A healthy respect for these cultures goes hand in hand with appreciating them. Things would be very different if we looked down on people with other institutions and art as quaint or cute. And we accomplish this admirably. Brown students learn about and love the Other without unduly exoticizing him or her.
But in an attempt to be properly respectful, many of us go a step too far and take on a certain sort of relativism, claiming that there are many valid ways of looking at the world, and that no one has privileged access to the truth. Because of facts about our own culture, the claim is most naturally that science is not necessarily a better way of discovering truths about the world than any other method. This is both false and more disrespectful of non-scientific cultures than admitting that they are wrong and we are right.
To take a specific case, let's look at a belief popular in certain areas of Africa. While we have long since concluded that there are no witches, many people in Congo, Ghana and Kenya believe in witchcraft to this day. Some are tempted to say that while witches don't exist for us, they do exist for the Africans concerned, and neither of us is wrong. This is not supported by the facts.
Rudimentarily, science is based on two modes of reasoning, induction and inference to the best explanation — called abduction. Induction allows us to generalize from particulars and infer about the future. After seeing the sun rise day after day, we conclude that the sun will rise tomorrow. It is famously hard to justify the use of induction. No group that I am aware of denies induction across the board, so that isn't really on the table.
Abduction is where the action is. We seek the simplest and most powerful explanation that fits our observations and what we know about the world more generally. If two explanations both fulfill the criteria, we go out, collect more data and revise appropriately. This is where non-scientific cultures fail.

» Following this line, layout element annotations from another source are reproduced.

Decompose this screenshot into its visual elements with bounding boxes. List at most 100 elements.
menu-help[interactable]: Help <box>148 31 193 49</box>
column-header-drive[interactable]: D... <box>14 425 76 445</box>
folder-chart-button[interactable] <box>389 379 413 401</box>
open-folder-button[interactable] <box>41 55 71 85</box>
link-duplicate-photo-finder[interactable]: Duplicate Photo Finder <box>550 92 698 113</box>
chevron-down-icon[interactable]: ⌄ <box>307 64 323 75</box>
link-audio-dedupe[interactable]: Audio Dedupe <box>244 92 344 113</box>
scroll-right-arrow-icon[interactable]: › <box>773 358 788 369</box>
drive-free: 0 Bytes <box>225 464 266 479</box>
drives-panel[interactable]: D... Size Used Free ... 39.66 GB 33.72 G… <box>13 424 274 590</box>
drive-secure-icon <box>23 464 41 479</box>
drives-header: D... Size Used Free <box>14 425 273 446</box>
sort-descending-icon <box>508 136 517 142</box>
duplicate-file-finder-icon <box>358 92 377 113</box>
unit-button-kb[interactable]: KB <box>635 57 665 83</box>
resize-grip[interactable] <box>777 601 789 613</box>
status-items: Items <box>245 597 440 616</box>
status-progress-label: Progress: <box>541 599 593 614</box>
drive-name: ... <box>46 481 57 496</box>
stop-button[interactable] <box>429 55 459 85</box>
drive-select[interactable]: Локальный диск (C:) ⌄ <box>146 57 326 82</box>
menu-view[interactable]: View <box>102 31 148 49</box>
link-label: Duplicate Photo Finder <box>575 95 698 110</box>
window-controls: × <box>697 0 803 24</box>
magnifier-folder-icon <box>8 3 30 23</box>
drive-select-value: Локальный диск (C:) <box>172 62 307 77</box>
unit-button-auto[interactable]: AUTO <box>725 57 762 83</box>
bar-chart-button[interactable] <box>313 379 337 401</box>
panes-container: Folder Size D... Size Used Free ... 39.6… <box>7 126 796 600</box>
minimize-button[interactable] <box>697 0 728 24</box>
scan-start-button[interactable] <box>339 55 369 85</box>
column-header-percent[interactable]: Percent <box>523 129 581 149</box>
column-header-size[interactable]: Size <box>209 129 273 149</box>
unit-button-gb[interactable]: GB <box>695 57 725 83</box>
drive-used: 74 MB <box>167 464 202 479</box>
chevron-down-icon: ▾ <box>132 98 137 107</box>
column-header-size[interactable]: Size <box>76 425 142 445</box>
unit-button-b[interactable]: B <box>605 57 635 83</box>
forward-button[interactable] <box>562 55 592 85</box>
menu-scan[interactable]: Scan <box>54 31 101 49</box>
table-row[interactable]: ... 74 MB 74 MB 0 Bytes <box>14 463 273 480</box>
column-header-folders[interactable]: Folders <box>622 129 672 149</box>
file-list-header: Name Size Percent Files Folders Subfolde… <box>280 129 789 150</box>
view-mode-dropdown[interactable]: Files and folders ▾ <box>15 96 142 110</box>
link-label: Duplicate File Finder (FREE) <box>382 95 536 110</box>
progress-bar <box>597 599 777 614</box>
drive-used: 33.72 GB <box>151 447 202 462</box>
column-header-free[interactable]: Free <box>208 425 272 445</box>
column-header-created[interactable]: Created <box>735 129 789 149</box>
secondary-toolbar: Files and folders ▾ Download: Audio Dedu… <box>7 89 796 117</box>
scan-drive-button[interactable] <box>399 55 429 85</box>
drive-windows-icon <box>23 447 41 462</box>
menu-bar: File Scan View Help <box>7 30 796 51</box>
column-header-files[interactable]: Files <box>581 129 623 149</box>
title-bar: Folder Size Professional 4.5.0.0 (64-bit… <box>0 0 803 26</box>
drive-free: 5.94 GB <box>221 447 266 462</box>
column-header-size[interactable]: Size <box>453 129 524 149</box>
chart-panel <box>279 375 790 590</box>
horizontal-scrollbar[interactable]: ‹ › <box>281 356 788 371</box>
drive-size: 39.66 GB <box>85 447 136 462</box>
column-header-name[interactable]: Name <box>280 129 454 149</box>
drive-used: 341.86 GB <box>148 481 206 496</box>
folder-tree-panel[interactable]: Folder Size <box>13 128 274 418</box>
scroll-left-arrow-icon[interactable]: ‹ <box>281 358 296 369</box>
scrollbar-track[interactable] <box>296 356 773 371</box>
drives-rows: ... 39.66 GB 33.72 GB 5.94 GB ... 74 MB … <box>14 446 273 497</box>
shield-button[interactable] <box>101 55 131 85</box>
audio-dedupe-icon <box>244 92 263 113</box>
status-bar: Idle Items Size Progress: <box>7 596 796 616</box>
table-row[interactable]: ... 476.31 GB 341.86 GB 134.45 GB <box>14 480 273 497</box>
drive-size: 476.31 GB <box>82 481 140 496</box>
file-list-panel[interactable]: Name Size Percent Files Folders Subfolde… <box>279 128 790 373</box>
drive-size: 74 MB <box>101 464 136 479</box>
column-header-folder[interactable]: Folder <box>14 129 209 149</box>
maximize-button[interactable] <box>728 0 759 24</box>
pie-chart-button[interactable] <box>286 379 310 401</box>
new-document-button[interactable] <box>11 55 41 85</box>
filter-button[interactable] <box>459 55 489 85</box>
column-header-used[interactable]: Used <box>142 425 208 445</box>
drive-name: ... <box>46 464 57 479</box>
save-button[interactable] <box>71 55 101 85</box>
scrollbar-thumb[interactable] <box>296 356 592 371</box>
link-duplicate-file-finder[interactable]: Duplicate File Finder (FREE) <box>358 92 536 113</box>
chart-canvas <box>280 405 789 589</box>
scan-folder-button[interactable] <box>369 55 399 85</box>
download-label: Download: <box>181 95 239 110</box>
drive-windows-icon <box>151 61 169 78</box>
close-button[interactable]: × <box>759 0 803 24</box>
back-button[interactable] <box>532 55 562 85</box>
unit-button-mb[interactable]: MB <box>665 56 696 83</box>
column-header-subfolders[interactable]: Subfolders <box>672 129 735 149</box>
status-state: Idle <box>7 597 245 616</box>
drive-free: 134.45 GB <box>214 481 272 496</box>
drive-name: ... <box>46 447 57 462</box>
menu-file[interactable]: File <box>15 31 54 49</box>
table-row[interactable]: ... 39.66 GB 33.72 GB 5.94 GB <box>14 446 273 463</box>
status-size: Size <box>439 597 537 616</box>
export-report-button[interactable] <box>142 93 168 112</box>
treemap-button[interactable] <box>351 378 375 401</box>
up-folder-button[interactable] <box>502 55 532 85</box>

The witch-believers know that people suffer. They abduce and conclude that witches cause suffering. But there is more data available, and if by "x causes y" they mean anything like "y wouldn't happen without x," their explanation is no good because people get sick even after the witches are stopped.
Other beliefs are subject to similar attacks. Divination is usually incorrect. Good times do not stop when libations or sacrifices do. If a belief cannot be put to the test, such as vague prophecy or spiritualism, Occam's razor cuts it away. Almost tautologically, it is unreasonable to believe in something when there is no positive reason to do so.
There is no reason to believe that comforting explanations that fit with one's culture have any bearing on the reality of the situation, whereas by induction, we have reason to believe our abductive inferences are good. Technology based on science allows us to wield a certain power over the world that would be inexplicable if science were just one good practice among many.
To say that we are both right is patronizing. Treating another person like a reasonable adult requires taking their disagreement seriously and saying they are wrong when they are. And they do mean to disagree with us. After all, if you told a witch-believer that there are no witches, they would contradict you. If you are satisfied to say, "Well then witches exist for you," you are failing to give them due respect. After your encounter, you'd go about your regular life, never fearing the witch around the next corner. How is this any different from allowing a child to believe in Santa Claus for fear of interfering with "child culture"?
One might object, saying that since our culture is scientific, we too are looking for explanations that conform to tradition. I happily grant this, but note that science has caused many Westerners to give up deeply held cultural beliefs, including geocentrism, spiritualism and — almost paradigmatically — witchcraft. If, in the future, we choose a comforting explanation instead of a scientific one, that will tell only against us.
In summary, a scientific worldview offers us a way to get at the truth that other approaches do not. This does not mean anyone is better or worse than anyone else nor that we should aggressively introduce science to the non-scientific, which is colonialism. That said, it is irresponsible and disrespectful to give everyone a medal just for participating.